Red Vine’s Take
It’s crazy that we live in a time where there could be two documentaries released about the exact same obscure subject, Netflix’s FYRE: The Greatest Party That Never Happened, and Hulu’s Fyre Fraud. The war for best documentary streaming service is far from over, but as far as this particular battle, Netflix was undoubtedly the winner. Both documentaries have pros and cons, but Netflix’s FYRE feels like the more finished product. The amount of access to the festival and its creators is really what sets the documentary apart. FYRE had exclusive video (albeit from a pretty suspect source) and a better and more relevant cast of talking heads.
For its part, Hulu’s Fyre Fraud does pretty good with having very little access to the festival, but at certain points, that lack of access becomes painfully obvious. Fyre Fraud has to rely mostly on already available instagram posts for its video of the event, and its cast of talking heads is comprised mostly of disgruntled employees and random professors. It also suffers from some horrible production choices like their decision to use a computer voice to narrate legal documents. For their credit, they do have an actual interview with the festival’s creator, but he was probably paid to appear (not cool from an ethical standpoint) and adds very little information.
Netflix’s FYRE isn’t perfect either. Their source of exclusive videos comes from the media company that is probably culpable in the whole festival fiasco. That point is played up in the Hulu documentary by a disgruntled employee, but then is conveniently downplayed in the Netflix documentary by the current company employees. Aside from that large black mark, the Netflix documentary is a very fun watch. It takes an issue that seems like just a minor case of millennials getting scammed by Instagram, and then turns that into a compelling story that successfully mixes elements of true crime and social advocacy.
Unless you were formerly familiar of Billy McFarland or weirdly obsessed with Kylie Jenner or utterly dedicated to your Instagram status, more than likely the FYRE festival was not on your radar before April 2017. With that said, this dumpster fire (pun intended) of a festival has forever become ubiquitous with dumb millennials and Ponzi-schemes.
It is only fitting, then, we now have not one but TWO documentaries and countless articles and discussion boards on this topic.
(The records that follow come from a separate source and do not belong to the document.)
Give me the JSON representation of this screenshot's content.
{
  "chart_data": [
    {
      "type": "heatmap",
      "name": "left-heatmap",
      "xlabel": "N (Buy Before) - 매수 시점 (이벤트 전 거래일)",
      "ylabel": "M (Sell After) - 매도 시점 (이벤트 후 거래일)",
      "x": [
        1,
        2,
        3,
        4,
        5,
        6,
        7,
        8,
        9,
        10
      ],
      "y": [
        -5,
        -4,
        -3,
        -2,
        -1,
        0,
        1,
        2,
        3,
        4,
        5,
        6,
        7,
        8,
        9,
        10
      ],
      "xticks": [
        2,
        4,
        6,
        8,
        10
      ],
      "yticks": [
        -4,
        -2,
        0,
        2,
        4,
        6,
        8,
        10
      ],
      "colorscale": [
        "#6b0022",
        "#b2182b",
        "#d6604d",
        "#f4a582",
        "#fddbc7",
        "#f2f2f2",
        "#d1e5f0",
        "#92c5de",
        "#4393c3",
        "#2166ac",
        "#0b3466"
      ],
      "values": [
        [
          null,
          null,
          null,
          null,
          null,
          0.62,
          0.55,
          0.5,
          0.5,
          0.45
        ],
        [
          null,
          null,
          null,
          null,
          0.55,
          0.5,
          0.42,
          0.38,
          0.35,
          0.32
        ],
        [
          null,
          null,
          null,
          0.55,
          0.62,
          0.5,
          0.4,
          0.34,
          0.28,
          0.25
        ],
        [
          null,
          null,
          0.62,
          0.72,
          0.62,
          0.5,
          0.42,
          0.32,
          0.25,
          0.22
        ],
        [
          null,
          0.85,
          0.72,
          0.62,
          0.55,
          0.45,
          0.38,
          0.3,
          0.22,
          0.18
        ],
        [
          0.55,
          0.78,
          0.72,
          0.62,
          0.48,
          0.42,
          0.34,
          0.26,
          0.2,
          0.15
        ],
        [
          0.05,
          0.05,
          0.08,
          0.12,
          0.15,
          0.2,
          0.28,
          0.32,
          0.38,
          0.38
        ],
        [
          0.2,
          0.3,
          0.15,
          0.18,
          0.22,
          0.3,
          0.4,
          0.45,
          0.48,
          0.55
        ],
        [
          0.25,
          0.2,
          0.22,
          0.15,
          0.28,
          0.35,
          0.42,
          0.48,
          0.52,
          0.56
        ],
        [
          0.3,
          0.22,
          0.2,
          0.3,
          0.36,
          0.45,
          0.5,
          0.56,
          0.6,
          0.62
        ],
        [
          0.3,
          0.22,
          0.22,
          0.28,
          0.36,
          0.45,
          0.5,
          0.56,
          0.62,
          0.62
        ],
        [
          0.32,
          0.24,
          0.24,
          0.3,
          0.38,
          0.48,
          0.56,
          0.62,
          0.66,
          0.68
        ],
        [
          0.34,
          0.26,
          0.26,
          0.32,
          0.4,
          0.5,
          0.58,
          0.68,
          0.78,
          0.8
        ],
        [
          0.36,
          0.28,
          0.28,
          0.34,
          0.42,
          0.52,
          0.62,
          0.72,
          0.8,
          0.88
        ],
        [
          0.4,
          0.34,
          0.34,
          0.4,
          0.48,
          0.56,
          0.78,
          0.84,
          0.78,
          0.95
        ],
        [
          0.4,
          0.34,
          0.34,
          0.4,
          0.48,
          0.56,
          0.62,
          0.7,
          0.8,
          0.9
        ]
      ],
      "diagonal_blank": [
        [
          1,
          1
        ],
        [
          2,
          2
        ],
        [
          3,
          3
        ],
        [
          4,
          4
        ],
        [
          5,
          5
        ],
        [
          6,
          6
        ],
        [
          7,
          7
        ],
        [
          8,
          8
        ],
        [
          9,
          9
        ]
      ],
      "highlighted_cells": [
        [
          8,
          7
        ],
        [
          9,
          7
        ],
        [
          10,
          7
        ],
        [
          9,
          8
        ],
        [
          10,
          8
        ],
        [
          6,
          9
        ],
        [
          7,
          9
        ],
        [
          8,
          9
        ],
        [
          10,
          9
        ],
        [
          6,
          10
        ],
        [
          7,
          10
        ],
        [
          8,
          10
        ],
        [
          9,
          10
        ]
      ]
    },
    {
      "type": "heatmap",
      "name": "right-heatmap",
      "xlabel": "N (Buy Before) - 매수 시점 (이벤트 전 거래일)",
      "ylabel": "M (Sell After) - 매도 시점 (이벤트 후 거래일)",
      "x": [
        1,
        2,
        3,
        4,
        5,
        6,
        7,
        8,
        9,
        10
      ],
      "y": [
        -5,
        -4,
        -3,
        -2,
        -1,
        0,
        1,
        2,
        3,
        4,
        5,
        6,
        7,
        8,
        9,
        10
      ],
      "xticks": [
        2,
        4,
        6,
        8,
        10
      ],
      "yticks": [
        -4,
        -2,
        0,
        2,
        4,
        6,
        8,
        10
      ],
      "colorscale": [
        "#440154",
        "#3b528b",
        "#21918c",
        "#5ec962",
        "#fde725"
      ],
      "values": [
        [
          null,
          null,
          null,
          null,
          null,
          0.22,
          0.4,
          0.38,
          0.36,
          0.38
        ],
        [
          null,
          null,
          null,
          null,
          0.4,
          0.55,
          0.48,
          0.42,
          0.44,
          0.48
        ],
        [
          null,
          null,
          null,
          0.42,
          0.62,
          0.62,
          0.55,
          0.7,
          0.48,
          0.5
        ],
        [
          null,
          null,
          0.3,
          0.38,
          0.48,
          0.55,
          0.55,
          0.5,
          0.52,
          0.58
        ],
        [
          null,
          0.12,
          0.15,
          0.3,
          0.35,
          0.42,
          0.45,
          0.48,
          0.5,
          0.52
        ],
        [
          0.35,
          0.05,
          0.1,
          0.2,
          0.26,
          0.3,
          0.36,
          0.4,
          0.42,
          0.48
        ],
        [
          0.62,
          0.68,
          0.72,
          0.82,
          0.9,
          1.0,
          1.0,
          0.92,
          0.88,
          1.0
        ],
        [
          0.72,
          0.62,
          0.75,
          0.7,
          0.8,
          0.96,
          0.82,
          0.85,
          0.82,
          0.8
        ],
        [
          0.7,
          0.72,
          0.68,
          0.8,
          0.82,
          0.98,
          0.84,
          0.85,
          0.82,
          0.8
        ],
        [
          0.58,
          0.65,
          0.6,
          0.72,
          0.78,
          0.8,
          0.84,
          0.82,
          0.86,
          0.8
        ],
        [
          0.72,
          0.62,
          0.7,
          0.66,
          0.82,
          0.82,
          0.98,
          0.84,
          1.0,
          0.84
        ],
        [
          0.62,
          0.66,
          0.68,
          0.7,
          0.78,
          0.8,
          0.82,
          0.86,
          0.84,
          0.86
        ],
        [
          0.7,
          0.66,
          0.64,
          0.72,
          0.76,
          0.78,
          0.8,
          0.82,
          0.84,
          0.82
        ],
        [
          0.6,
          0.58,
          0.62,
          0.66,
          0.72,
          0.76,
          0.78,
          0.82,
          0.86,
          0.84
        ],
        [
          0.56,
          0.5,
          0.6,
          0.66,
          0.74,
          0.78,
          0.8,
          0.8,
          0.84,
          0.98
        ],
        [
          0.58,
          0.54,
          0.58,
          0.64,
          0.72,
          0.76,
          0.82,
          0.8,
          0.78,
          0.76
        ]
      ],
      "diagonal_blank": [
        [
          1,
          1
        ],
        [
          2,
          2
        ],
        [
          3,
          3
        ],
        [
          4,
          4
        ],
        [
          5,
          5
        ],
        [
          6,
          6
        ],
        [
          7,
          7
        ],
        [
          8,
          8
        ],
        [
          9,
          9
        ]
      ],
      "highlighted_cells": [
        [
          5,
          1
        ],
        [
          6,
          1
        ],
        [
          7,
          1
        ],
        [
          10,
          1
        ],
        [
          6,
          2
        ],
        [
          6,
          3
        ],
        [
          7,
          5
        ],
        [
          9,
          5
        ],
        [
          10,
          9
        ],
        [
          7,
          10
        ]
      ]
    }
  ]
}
With that said, in comparing what appears almost literally apples to apples, the Netflix documentary does reign supreme. As Red Vines mentioned above, there are ethical quandaries for both the Netflix and Hulu documentaries. While one (Netflix’s FYRE) seems to understate the culpability of the producers of the festival (which, coincidentally, also co-produced the documentary itself); the other (Hulu’s FYRE FRAUD) features Billy McFarland himself – though offering very little substance – questioning the integrity of that decision or the filmmakers themselves.
The Netflix documentary, especially, takes you on the wild, ridiculous, and down-right stupid ride that was Billy McFarland’s FYRE festival. At times, you will literally be laughing out loud – though, perhaps, not for the obvious reasons. At times, you will be screaming at your television (seriously, Billy is so annoying and gross and obscene). At times, you will be cringing and shaking your head at disgust (Andy King’s story is a notable mention). And, sadly, at times, you’ll be weeping – specifically for the Bahamian people to whom Billy most exploited and abused (I’m especially thinking of you Maryanne Rolle).
And, while it is true Jerry Media who both co-produced the Netflix documentary and the FYRE festival itself, has questionable bias in the making of this film, you still, at times, feel bad for them. Perhaps maybe I shouldn’t, but it’s hard not to feel their sense of betrayal from Billy, to whom they considered their fearless and charismatic leader and later, literally, sold them out.
And, though, this documentary proves a valuable insight into a national growing problem, it’s also just a fun watch. A documentary that heightens our social consciousness to consider the ways we can be so easily duped, especially by who was, essentially, just another rich white frat douche riding around on a 4-wheeler. Perhaps, it is because of our every present sense of romantic hopefulness (or maybe its just because of the false but pretty representation of all those Instagram filters ) that we are were able to buy into what accounted nothing more than a gorgeous promotional video. And, with that in mind, this film proves to be for everyone, in that, it is a haunting story of now if not a lesson for tomorrow.